The odds of Dr. Stone making it to the Chinese craft and surviving re-entry were astronomical, but assuming she survived to the surface her odds of living to tell the tale were still really slim. The place where she landed was essentially random and because Dr. Stone was having "one of those days" the floats on her landing pod did not deploy forcing her to swim to land. A significant minority of the Earth's surface is land which would not provide Dr. Stone with a comfortable landing, but the majority of the planet is too far from shore. The world has 356,000 kilometers of coastline and surface area of 510,072,000 square kilometers. I have personally completed a one mile (1.6km) swim and I believe most reasonably fit people with no special training could do the same, but not much more than that.
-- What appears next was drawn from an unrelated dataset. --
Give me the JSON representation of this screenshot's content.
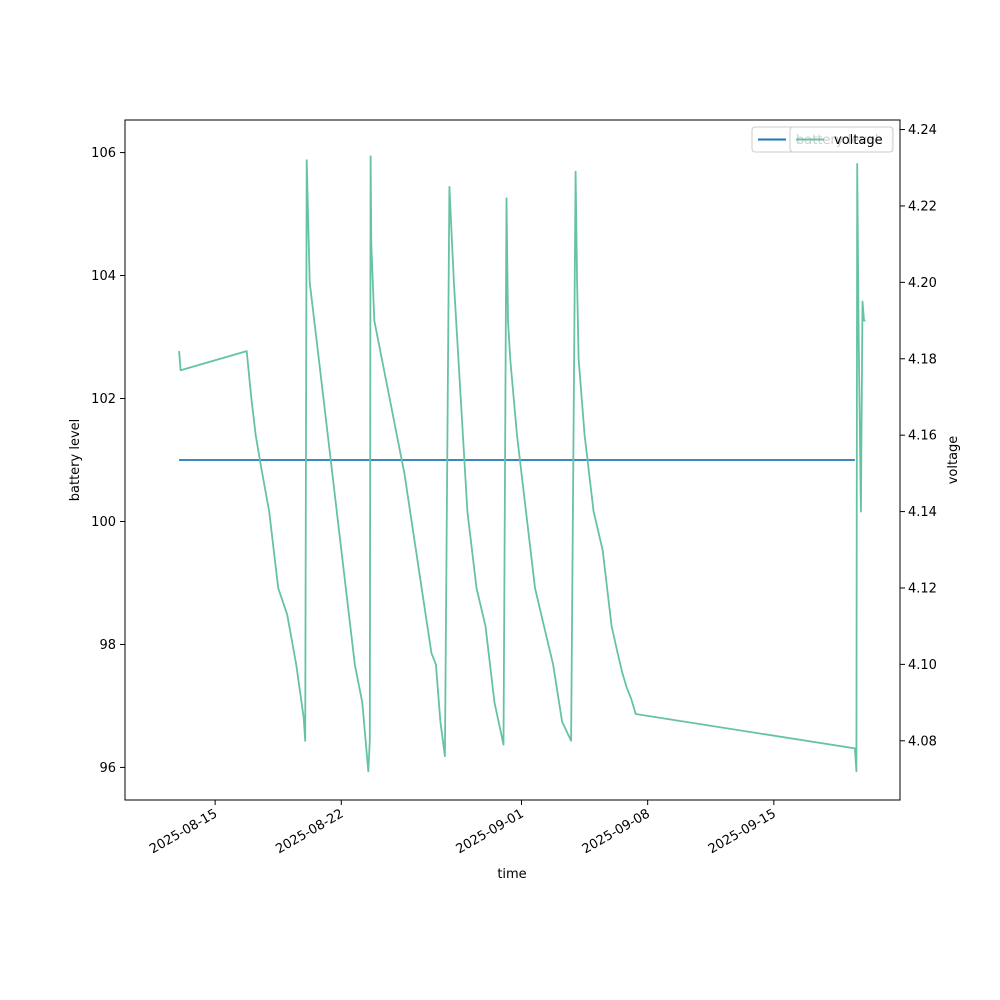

If I was in that landing pod, I would have a safe landing area of 569,600 square kilometers, a target I would have a 0.1% chance of hitting at random. If Dr. Stone's NASA training increased her swimming ability to 10km, more than six times my best distance, her odds of survival increase dramatically to 0.7%. The current world record for unassisted swimming is 112 kilometers held by Penny Palfrey. If Penny could match her 41 hour effort, she would have a safe landing area of 39,872,000 square kilometers, good for a 7.8% chance of survival. (Assuming she knew which way to swim.)

The beach where Dr. Stone landed appeared to be in North Korea. Some days you just can't win.